Melodrama In The Night
About three years ago I was living in Stratford, Ontario for work. I lived in a huge off-season B&B with two housemates in a huge bedroom with a king-sized bed and a private bathroom.
One evening I woke up at around 2:00am, with piercing pain radiating through my abdomen on the side where your appendix sits. By piercing pain, I actually mean that I was incapable of moving my body at all below my chest because my entire body had seized up in reaction. I couldn't breathe. I couldn't get off the monstrously sized bed. I couldn't REACH MY CELLPHONE to call for help. I was crying like an abandoned baby. I was a mess.
I can remember reaching out towards my phone and whimpering piteously in hopes that it would come to me when I needed it.
I finally did a weird shuffle-roll which connected hand to handset and called my mom. This is an instinctive reaction dating back to my childhood and my still-present belief that my mom will be able to fix anything that's wrong with me.
Me: "...and it HURTS! I think my appendix is bursting! Am I going to DIE in the middle of this HUGE EFFING BED!?" Mom: "What am I supposed to do about this? I am 2 hours away. Go to the hospital if it hurts." Me: ".......what?" Me: "...Oh.... " Me: "...I'll call you back and keep you posted, okay? So don't worry." Mom: "Fine. If it will make you feel better I guess you can call me back."
I didn't want to call 911 because it didn't feel like I warranted an ambulance, I just wanted to know if I should be in emergency or not. So I called the operator who connected me to the hospital.
Me: "...and it was so sudden, and I am stuck on my STUPIDLY HUGE BED and my appendix is definitely bursting..." Hospital Nurse: "Okay. So on a scale of 1 to 10 where 1 is a stubbed toe and 10 is being hit by a car, what level of pain are you at right now?" Me: "Uh.... 4?" Hospital Nurse: "I thought you said that you can't move your entire body and you are stuck on your bed." Me: "That's right." Hopstial Nurse: "That suggests to me that your pain level is at least 7 or 8." Me: "I imagine being hit by a car would REALLY hurt." Hospital Nurse: "You can either come in or not, just decide and let me know."
So I hung up and called Telehealth Ontario, which is a free hot-line with a more sympathetic nurse on call who will answer all kinds of questions, like whether or not I should go to the hospital.
Me: "My APPENDIX is BURSTING. It hurts but nobody cares and it's only a four on the pain scale but maybe it's an 8 or even a 9 if getting hit by a car means you only got lightly hit by a car and I can't get off my bed even though I need to pee.

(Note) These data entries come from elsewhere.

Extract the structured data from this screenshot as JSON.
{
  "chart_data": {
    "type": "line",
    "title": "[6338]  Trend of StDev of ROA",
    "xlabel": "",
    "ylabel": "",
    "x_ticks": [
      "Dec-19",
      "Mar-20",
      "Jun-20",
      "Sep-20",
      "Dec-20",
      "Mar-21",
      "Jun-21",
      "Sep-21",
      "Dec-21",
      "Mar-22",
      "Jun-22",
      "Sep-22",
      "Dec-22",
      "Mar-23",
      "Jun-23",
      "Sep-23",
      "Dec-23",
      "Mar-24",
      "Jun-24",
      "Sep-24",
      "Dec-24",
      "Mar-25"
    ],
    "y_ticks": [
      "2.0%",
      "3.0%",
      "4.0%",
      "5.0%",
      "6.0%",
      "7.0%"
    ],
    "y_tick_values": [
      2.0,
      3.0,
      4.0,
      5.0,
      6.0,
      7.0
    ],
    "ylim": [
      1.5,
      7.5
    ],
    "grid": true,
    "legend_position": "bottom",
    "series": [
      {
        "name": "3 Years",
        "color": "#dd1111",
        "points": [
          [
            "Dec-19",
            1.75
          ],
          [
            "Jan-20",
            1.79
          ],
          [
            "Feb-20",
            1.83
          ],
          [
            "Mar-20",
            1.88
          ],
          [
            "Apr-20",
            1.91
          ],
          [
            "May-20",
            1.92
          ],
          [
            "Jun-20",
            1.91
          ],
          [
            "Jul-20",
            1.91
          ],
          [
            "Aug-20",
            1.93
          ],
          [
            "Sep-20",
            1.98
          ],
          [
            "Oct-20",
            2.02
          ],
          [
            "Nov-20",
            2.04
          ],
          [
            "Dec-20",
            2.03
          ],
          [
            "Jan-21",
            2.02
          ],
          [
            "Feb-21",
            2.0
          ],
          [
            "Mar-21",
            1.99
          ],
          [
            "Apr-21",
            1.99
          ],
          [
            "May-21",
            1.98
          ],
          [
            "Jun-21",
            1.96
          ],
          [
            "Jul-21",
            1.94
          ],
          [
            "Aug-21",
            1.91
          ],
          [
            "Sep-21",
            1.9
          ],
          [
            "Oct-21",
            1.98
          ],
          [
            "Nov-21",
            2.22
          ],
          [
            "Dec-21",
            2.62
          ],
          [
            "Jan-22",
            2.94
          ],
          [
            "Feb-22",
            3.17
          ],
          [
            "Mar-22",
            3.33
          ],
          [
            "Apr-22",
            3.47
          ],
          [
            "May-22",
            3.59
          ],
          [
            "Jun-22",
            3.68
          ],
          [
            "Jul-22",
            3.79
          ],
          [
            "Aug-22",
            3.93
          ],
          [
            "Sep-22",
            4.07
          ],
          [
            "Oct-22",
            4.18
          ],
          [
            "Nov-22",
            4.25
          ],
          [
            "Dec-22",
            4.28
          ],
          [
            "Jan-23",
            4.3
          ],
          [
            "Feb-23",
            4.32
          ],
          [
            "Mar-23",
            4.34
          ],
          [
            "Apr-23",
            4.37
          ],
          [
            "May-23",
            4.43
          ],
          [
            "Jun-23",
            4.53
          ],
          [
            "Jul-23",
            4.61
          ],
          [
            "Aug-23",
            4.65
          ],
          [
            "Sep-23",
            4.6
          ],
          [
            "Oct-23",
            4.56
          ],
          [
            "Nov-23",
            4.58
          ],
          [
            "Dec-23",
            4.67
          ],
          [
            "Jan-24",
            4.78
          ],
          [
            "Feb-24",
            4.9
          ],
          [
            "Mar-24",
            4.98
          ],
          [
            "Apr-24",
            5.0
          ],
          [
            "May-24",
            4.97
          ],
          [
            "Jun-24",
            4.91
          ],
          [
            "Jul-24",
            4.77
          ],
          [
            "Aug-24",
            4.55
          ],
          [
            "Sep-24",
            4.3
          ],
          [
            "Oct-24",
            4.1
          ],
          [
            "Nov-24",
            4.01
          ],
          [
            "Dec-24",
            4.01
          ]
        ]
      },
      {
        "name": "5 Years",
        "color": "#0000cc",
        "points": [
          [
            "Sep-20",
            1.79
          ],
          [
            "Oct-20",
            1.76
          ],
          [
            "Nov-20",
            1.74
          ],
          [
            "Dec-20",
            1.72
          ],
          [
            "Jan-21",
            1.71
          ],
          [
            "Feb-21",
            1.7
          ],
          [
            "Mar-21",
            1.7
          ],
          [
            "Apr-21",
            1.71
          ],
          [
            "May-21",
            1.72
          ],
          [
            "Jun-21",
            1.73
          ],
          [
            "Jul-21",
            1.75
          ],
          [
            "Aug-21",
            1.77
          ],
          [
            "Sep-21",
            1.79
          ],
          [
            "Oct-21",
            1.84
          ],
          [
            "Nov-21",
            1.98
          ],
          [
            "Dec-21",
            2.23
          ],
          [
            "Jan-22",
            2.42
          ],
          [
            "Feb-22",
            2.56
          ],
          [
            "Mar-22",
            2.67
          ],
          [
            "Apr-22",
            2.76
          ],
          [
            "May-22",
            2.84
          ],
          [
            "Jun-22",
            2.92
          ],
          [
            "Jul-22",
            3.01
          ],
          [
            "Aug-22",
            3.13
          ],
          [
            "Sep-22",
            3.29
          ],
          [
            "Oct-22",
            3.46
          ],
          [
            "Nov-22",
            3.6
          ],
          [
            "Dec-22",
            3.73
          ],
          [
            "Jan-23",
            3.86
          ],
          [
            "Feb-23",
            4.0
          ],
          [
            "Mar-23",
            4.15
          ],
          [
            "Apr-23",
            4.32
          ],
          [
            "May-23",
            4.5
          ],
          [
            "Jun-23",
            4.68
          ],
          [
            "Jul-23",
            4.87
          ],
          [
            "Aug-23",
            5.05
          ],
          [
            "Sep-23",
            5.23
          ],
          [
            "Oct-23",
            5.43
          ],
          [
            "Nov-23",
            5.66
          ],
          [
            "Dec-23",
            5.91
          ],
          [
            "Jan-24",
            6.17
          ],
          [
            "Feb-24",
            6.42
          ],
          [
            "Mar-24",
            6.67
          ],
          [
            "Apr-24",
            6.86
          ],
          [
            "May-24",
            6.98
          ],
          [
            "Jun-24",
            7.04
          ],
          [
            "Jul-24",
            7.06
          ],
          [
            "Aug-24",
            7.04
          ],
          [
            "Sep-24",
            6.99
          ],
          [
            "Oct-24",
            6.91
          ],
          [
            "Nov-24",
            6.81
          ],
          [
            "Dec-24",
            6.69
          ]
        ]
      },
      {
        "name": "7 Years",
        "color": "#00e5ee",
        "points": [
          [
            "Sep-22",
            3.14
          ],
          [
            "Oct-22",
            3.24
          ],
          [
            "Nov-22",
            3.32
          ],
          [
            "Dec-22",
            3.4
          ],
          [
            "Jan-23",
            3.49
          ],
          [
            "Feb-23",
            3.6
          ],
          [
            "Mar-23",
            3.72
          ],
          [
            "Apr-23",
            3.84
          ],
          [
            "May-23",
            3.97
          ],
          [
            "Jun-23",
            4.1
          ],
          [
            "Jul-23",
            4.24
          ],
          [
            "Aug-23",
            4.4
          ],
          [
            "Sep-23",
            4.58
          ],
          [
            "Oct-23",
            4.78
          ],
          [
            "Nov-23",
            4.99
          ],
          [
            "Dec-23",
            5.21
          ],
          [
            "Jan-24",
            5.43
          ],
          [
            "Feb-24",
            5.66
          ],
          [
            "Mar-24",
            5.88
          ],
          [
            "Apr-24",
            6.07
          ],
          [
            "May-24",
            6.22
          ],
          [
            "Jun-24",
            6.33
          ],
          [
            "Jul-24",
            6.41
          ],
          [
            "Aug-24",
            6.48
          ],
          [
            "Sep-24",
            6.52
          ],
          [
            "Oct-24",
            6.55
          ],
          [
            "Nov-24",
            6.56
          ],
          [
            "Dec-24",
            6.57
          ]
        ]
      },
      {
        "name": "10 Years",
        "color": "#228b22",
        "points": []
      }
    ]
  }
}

Do you think raisins could cause this?" Telehealth Nurse: Did you do anything strenuous today that could have pulled a muscle? Me: "Oh, shit."
Earlier that day it had snowed more than a foot of snow. My roommate, in all of her glorious disregard for pedestrian crossing signals, decided to run across the intersection on the way to work in front of oncoming traffic. As discussed in the post about street screaming, I followed her. But traffic came faster than anticipated and blocking my way up onto the sidewalk was a huge mound of snow. I did the only thing a girl could do, I did a flying leap over the snow bank and promptly forgot the entire thing.
Until the helpful Telehealth Nurse reminded me.
I was still in pain, but knowing that I wasn't dying made it possible to sort of fall back to sleep, after I called my mom to re-assure her that I was fine.
In the morning I explained the entire thing to my roommate over breakfast. When I got to the part about not wanting to call an ambulance, she asked why I didn't just wake her up. She has a car and could have easily driven me to emergency. I could have even called her cell phone from my bed.
I had no answer. In my hysteria, I flat out forgot she existed.
The point of this story? Running across the street after people and panicking about nothing make you look dumb. So don't.